Liu et al reported that, Serum phosphate levels in the incremental HD group were lower, and serum albumin levels were higher.9
We found marked decrease in Kt/V in incremental group; compared to conventional group; during the serial measurements (p < 0.05), which came in agreement with Lucas et al. 8
A comparative study among the 2 groups demonstrated; a substantial decrease in the incidence of hypotension in the incremental group (40%); a highly substantial statistical difference (p = 0.03), relative to the conventional group (10%); which came in agreement with A. Mathew et al.7, Merino et al. 11, Kalantar-Zadeh et al. 12 and A. T. Mathew et al.10
Merino et al reported that, the average baseline systolic blood pressure (mmHg) was 145 ± 12 mmHg versus 151 ± 14 after 12 months (p = 0.165) and the average baseline diastolic blood pressure was 72 ± 13 versus 67 ± 20 at baseline and 1 year (p = 0.243).

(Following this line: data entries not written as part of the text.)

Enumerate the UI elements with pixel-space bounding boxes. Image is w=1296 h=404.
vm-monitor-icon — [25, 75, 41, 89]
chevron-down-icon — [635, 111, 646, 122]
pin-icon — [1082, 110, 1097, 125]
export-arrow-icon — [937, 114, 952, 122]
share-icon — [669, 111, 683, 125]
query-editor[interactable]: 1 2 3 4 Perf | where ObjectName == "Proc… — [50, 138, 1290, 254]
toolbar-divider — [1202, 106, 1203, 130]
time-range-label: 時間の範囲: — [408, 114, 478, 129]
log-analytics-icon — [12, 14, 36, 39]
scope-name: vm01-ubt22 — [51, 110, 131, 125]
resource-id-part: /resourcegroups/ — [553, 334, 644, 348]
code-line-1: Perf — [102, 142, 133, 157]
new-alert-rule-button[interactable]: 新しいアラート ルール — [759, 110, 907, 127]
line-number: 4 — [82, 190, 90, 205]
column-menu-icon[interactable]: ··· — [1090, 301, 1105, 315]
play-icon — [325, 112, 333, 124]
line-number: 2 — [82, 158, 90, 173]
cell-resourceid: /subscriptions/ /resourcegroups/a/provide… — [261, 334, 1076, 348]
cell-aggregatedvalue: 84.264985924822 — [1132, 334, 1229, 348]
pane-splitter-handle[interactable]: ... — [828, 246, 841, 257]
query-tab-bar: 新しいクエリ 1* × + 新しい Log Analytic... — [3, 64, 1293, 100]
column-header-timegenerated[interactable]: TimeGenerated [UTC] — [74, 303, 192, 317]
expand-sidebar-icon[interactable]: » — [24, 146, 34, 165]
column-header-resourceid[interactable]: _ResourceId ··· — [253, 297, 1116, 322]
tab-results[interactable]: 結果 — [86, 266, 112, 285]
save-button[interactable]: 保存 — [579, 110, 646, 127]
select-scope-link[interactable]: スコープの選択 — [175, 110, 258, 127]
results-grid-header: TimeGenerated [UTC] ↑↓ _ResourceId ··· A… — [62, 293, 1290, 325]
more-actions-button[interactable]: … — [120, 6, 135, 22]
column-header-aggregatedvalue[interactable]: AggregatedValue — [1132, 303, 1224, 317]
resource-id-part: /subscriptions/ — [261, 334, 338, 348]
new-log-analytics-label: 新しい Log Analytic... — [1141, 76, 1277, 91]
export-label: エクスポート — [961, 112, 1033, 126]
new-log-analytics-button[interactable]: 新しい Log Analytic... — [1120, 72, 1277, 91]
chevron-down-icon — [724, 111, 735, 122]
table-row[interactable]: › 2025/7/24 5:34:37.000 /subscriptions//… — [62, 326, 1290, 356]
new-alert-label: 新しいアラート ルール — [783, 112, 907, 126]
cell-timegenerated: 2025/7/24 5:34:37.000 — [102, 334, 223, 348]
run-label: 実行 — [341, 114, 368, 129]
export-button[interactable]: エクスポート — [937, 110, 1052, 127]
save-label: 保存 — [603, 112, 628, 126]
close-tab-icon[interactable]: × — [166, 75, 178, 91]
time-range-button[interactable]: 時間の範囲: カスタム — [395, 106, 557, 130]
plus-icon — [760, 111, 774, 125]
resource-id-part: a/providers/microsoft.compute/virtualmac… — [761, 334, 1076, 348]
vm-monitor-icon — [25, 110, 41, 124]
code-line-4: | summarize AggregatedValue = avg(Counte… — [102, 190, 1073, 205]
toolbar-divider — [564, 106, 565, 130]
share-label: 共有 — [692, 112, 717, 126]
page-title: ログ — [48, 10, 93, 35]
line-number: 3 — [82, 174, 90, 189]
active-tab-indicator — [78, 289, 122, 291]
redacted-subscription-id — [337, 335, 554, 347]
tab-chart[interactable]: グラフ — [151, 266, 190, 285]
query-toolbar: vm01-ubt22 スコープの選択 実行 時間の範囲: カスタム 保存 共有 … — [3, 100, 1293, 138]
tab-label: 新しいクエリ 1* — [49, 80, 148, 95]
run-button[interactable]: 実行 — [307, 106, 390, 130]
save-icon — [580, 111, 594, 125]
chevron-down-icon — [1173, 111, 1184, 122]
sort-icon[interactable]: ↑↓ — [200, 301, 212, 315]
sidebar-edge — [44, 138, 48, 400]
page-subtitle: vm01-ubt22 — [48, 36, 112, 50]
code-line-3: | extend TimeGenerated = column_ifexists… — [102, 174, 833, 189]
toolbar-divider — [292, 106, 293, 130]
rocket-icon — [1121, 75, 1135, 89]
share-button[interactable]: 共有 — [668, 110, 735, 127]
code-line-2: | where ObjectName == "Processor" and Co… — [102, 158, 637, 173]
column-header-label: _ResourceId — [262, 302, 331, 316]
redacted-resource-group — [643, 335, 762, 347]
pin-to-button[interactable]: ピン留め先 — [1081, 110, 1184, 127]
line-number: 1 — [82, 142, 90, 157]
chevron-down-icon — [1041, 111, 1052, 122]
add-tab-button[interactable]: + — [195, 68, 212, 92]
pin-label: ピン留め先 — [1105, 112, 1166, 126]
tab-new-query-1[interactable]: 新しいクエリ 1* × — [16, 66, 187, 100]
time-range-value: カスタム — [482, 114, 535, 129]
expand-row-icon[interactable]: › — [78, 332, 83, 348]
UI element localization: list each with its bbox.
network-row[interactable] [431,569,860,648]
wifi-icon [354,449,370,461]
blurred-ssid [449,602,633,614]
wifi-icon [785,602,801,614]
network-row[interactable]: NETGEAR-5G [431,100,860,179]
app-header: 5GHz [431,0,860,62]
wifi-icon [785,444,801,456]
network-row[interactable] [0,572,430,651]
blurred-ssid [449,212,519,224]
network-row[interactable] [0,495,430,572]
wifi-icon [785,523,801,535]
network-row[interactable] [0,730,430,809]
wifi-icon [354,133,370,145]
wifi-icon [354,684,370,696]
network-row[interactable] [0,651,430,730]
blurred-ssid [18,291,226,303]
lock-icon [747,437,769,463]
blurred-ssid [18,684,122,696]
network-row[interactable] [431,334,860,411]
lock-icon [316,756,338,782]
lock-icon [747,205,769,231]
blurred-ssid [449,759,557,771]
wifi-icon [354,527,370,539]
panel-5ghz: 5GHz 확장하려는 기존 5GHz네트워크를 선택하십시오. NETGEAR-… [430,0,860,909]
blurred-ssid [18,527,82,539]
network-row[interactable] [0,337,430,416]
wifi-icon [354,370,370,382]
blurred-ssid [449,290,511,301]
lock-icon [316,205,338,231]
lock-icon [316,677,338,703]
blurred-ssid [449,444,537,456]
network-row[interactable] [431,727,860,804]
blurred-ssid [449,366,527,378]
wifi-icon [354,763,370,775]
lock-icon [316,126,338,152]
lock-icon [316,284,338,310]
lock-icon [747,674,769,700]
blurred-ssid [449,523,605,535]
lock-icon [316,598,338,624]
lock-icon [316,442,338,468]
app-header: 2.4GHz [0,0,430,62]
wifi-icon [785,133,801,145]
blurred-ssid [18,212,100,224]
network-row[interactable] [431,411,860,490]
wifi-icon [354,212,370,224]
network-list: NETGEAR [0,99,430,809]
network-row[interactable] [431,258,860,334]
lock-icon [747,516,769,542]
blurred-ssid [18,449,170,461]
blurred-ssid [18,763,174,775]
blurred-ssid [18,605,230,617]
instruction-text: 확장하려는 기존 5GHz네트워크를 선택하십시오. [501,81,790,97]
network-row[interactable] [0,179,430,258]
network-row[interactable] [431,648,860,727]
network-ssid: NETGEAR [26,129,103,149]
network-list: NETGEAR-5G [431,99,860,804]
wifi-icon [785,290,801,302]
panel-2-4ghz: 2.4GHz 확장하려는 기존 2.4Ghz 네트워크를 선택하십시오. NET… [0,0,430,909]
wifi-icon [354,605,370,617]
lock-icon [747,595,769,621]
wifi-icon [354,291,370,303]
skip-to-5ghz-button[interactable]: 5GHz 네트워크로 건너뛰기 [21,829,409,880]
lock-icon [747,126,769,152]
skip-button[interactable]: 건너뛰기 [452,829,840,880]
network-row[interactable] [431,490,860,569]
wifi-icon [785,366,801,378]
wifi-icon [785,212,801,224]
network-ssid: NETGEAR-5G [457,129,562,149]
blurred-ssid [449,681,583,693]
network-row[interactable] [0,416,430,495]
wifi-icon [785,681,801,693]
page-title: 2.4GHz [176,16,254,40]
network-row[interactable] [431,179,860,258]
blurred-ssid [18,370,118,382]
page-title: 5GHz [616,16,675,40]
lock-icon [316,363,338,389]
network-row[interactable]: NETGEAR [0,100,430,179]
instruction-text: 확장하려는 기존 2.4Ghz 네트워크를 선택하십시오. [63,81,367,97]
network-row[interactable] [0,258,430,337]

Blood pressure was similar at baseline relative to 12 months.11
Comparative study among the two groups showed no substantial difference in hospital admission (p > 0.05), which came in agreement with A.T. Mathew et al. 10, Liu et al. 9and Lucas et al.8
A. T. Mathew et al reported that, more frequent HD decreased the composite endpoint of vascular access loss, repair, or access-related hospitalization in the analysis of the FHN study.10
Kalantar-Zadeh et alreported that, this incremental approach to hemodialysis offers a more gradual and tolerable transition to renal replacement treatment, possibly resulting in improved quality of life linked to health, longer conservation of residual kidney function, reduction of inflammatory and oxidative stress caused by hemodialysis, reduced rate of intra-dialytic hypotension,, decreased stimulating agent dose of erythropoiesis and decreased mortality and morbidity .12
CONCLUSION
To conclude, our research investigates the correlation among the frequency of HD treatment and survival of patient. In line with recent literature, our results show that some selected patients with acceptable RKF, sufficient control of interdialytic gaining weight, and low or moderate burden of comorbid disease (CCI < 5) in an incident HD population, an HD incremental approach may be deemed as an appropriate alternative to conventional thrice-weekly HD.